Fifield replaced the 29th Australian Prime Minister, Malcolm Turnbull, as Minister for Communications, in September, 2015. He is currently deeply embroiled in a major Australian political controversy concerning his knowledge of police raids on his Opposition counterpart, Senator Stephen Conroy in the course of an election campaign, over leaks about alleged failures of the current Australian Prime Minister with respect to shortcomings of Australian internet infrastructure when Malcolm Turnbull was Minister for the same portfolio.
Fifield offered his resignation from the frontbench on 22 August 2018, during the events of the Liberal Party of Australia leadership spill. On 28 August he was reappointed to the same portfolio by Turnbull's successor, Scott Morrison.

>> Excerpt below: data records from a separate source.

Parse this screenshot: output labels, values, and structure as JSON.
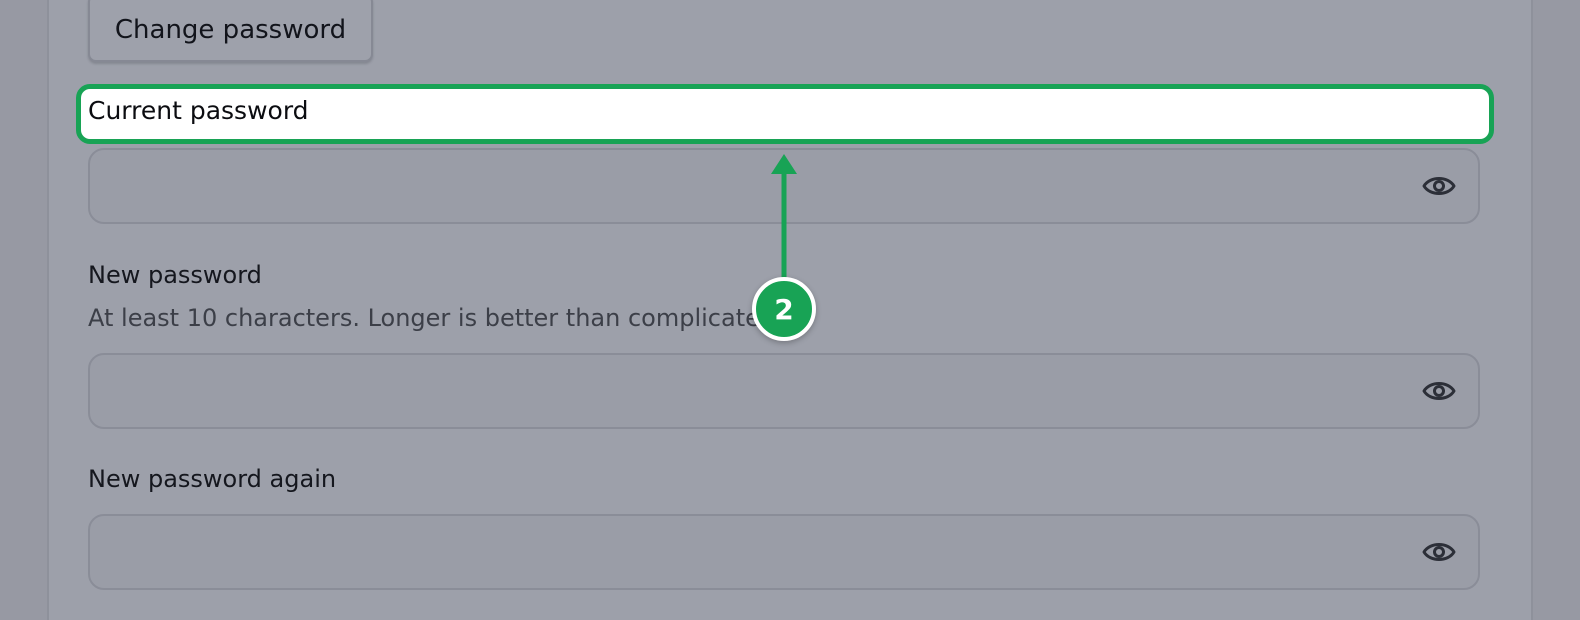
{
  "buttons": {
    "change_password": "Change password"
  },
  "fields": {
    "current": {
      "label": "Current password",
      "value": ""
    },
    "new": {
      "label": "New password",
      "hint": "At least 10 characters. Longer is better than complicated.",
      "value": ""
    },
    "new_again": {
      "label": "New password again",
      "value": ""
    }
  },
  "icons": {
    "reveal_password": "eye-icon"
  },
  "annotation": {
    "step_number": "2",
    "highlight_color": "#18a355"
  }
}
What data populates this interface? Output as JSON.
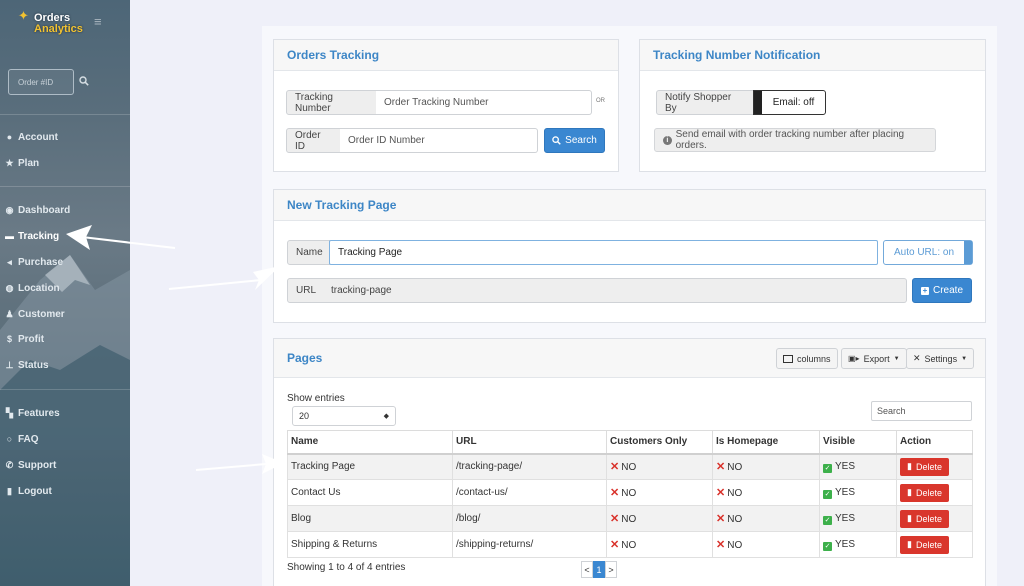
{
  "sidebar": {
    "logo_line1": "Orders",
    "logo_line2": "Analytics",
    "order_placeholder": "Order #ID",
    "items": [
      {
        "label": "Account",
        "icon": "account-icon"
      },
      {
        "label": "Plan",
        "icon": "star-icon"
      },
      {
        "label": "Dashboard",
        "icon": "dashboard-icon"
      },
      {
        "label": "Tracking",
        "icon": "truck-icon"
      },
      {
        "label": "Purchase",
        "icon": "megaphone-icon"
      },
      {
        "label": "Location",
        "icon": "globe-icon"
      },
      {
        "label": "Customer",
        "icon": "user-icon"
      },
      {
        "label": "Profit",
        "icon": "dollar-icon"
      },
      {
        "label": "Status",
        "icon": "sitemap-icon"
      },
      {
        "label": "Features",
        "icon": "cubes-icon"
      },
      {
        "label": "FAQ",
        "icon": "search-icon"
      },
      {
        "label": "Support",
        "icon": "phone-icon"
      },
      {
        "label": "Logout",
        "icon": "logout-icon"
      }
    ],
    "active": "Tracking"
  },
  "orders_tracking": {
    "title": "Orders Tracking",
    "tracking_label": "Tracking Number",
    "tracking_placeholder": "Order Tracking Number",
    "or_label": "OR",
    "order_label": "Order ID",
    "order_placeholder": "Order ID Number",
    "search_label": "Search"
  },
  "notification": {
    "title": "Tracking Number Notification",
    "notify_label": "Notify Shopper By",
    "toggle_label": "Email: off",
    "info_text": "Send email with order tracking number after placing orders."
  },
  "new_page": {
    "title": "New Tracking Page",
    "name_label": "Name",
    "name_value": "Tracking Page",
    "auto_url_label": "Auto URL: on",
    "url_label": "URL",
    "url_value": "tracking-page",
    "create_label": "Create"
  },
  "pages": {
    "title": "Pages",
    "columns_label": "columns",
    "export_label": "Export",
    "settings_label": "Settings",
    "show_entries_label": "Show entries",
    "entries_value": "20",
    "search_placeholder": "Search",
    "headers": [
      "Name",
      "URL",
      "Customers Only",
      "Is Homepage",
      "Visible",
      "Action"
    ],
    "rows": [
      {
        "name": "Tracking Page",
        "url": "/tracking-page/",
        "customers_only": "NO",
        "is_homepage": "NO",
        "visible": "YES",
        "action": "Delete"
      },
      {
        "name": "Contact Us",
        "url": "/contact-us/",
        "customers_only": "NO",
        "is_homepage": "NO",
        "visible": "YES",
        "action": "Delete"
      },
      {
        "name": "Blog",
        "url": "/blog/",
        "customers_only": "NO",
        "is_homepage": "NO",
        "visible": "YES",
        "action": "Delete"
      },
      {
        "name": "Shipping & Returns",
        "url": "/shipping-returns/",
        "customers_only": "NO",
        "is_homepage": "NO",
        "visible": "YES",
        "action": "Delete"
      }
    ],
    "footer_text": "Showing 1 to 4 of 4 entries",
    "pager": {
      "prev": "<",
      "current": "1",
      "next": ">"
    }
  },
  "colors": {
    "accent": "#3a87d1",
    "danger": "#d9362c",
    "success": "#3db04b"
  }
}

Permanent Representative to the United Nations

In May 2019, following the Coalition's victory at the 2019 federal election, it was announced that Fifield would be appointed to succeed Gillian Bird as Permanent Representative of Australia to the United Nations. He stepped down from cabinet as a result, and resigned from the Senate on 16 August 2019. On 8 September, the Liberal Party preselected Sarah Henderson, the former MP for Corangamite to be appointed to fill the casual vacancy.
Fifield was appointed on 17 October 2019, replacing Gillian Bird as the new Permanent Representative of Australia to the UN, and presented his credentials to the UN Secretary‑General António Guterres on 22 October 2019.